Vouching is a technical term that refers to the inspection of documentary evidence supporting and substantiating a financial transaction, by an auditor. It is the essence of auditing.

== Overview ==
Vouching is the practice followed in an audit, with the objective of establishing the authenticity of the transactions recorded in the primary books of account. It essentially consists of verifying a transaction recorded in the books of account with the relevant documentary evidence and the authority on the basis of which the entry has been made; also confirming that the amount mentioned in the voucher has been posted to an appropriate account which would disclose the nature of the transaction on its inclusion in the final statements of account. Vouching does not include valuation.

== Importance in Auditing ==
Vouching can be described as the essence or backbone of auditing. The success of an audit depends on the thoroughness with which vouching is done. After entering in all vouchers, only then can auditing start. Vouching is defined as the "verification of entries in the books of account by examination of documentary evidence or vouchers, such as invoices, debit and credit notes, statements, receipts, etc.

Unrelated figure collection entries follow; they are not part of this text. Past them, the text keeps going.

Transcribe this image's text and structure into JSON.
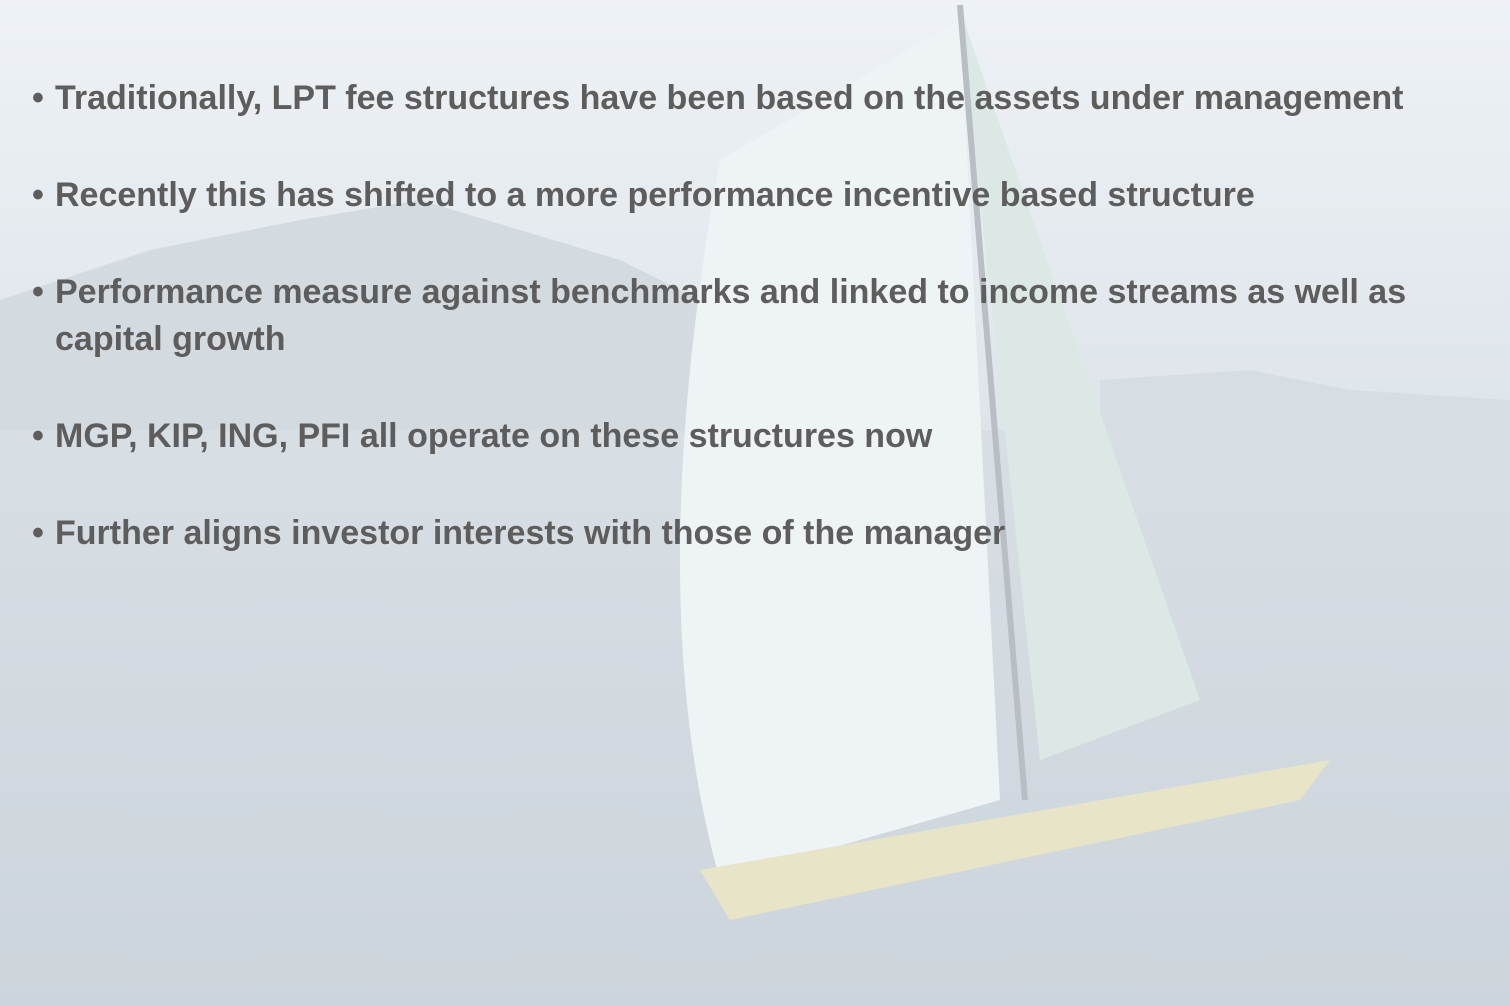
{
  "bullets": [
    "Traditionally, LPT fee structures have been based on the assets under management",
    "Recently this has shifted to a more performance incentive based structure",
    "Performance measure against benchmarks and linked to income streams as well as capital growth",
    "MGP, KIP, ING, PFI all operate on these structures now",
    "Further aligns investor interests with those of the manager"
  ]
}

The object of vouching is to establish that the transactions recorded in the books of accounts are:
1. In order and have been properly authorized.
2. Correctly recorded.

“Simple routine checking cannot establish the same accuracy that vouching can. In routine checking, entries recorded in the books only show what information the bookkeeper chooses to disclose, however these entries can be fictitious without any vouching or vouchers. By using a vouching or a voucher system a company will have concrete and solid documentation and evidence of expenses, capital, and written proof in audits.

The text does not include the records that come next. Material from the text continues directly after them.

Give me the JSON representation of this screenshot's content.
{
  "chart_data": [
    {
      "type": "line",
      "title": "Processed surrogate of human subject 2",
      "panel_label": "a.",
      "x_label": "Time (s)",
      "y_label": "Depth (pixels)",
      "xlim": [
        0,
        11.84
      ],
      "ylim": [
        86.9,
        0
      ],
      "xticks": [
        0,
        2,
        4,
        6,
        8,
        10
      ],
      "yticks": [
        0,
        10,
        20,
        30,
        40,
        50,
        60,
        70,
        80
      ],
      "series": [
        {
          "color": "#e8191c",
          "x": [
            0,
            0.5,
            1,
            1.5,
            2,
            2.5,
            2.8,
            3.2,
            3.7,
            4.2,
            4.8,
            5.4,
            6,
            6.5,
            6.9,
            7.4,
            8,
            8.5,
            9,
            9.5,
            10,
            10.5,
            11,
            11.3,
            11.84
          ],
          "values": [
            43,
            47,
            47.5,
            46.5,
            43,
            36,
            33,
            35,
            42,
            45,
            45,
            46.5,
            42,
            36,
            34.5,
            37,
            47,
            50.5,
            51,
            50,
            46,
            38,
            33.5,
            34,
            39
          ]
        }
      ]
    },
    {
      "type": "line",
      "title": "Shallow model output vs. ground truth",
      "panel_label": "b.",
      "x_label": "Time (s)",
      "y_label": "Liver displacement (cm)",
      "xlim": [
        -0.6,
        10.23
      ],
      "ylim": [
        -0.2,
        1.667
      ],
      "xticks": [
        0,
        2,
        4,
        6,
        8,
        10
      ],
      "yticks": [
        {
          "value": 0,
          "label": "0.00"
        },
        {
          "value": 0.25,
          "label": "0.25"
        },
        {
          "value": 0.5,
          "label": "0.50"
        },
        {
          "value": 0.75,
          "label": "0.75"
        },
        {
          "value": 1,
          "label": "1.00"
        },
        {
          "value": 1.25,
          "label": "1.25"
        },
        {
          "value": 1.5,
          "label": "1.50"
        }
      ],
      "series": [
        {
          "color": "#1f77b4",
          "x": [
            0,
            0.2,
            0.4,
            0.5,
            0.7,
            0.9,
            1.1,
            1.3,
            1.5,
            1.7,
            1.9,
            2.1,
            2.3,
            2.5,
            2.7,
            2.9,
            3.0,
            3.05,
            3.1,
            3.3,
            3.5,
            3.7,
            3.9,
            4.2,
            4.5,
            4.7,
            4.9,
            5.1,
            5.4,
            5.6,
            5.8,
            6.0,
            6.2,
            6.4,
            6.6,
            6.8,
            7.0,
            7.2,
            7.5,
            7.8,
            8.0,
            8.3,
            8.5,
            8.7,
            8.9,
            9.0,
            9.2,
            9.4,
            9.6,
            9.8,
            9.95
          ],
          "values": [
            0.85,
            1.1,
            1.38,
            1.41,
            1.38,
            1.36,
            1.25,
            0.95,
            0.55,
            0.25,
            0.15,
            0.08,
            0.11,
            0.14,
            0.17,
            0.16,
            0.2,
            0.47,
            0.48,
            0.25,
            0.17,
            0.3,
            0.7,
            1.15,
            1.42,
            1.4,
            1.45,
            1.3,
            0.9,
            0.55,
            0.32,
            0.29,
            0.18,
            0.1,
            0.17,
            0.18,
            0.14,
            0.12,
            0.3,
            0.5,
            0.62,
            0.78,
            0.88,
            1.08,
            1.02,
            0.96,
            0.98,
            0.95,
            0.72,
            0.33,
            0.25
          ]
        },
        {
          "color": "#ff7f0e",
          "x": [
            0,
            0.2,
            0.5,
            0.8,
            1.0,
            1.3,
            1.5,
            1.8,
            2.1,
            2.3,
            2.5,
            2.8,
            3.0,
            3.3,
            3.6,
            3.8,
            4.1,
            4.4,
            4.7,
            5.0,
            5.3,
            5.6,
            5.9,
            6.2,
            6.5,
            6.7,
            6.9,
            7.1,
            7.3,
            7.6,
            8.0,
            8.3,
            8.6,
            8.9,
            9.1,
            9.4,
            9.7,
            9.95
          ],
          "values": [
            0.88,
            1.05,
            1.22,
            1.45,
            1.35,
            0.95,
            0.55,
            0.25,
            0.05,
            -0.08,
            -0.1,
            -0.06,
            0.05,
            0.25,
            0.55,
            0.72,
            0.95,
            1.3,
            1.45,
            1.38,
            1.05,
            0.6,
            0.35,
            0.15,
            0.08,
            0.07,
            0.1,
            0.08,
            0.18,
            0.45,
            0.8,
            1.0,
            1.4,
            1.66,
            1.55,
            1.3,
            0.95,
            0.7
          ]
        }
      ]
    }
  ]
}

== Legal Precedents and Fraud Detection ==
Vouching is critical because an auditor must have proof of all transactions; without it, claims are unsubstantiated. In most cases, hard to detect frauds can only be discovered through the use of vouching. Failure to conduct vouching with due importance may lead to charges of negligence.

This was demonstrated in the legal case of Armitage v. Brewer and Knott. The auditors were found guilty of negligence because they did not display enough reasonable care and skill in vouching wage sheets, failing to detect fraud in the manipulation of wage records and cash vouchers. The judge stated, "It was clear that a good many documents were suspicious on either face and called for Inquiry," reinforcing that due care and attention are essential to the process.
== Vouching Checklist ==
When performing vouching of payments, an auditor typically verifies the following attributes to ensure compliance and prevent fraud:

- Authenticity: Verification that the transaction relates to the business and actually occurred.
- Authorization: Ensuring the voucher was approved by an authorized official per the entity's internal control policy.
- Mapping and Accuracy: Confirming the amount on the source document matches the entry in the General ledger.
- Classification: Checking that the transaction is posted to the correct account (e.g., distinguishing between capital and revenue expenditure).
- Periodicity (Cut-off): Ensuring the voucher date falls within the specific financial period under audit.
- Anti-Fraud Controls: Verifying that documents are stamped "Paid" or "Cancelled" to prevent duplicate payment claims.
- Compliance: Ensuring the document meets statutory requirements, such as valid tax or VAT invoicing rules.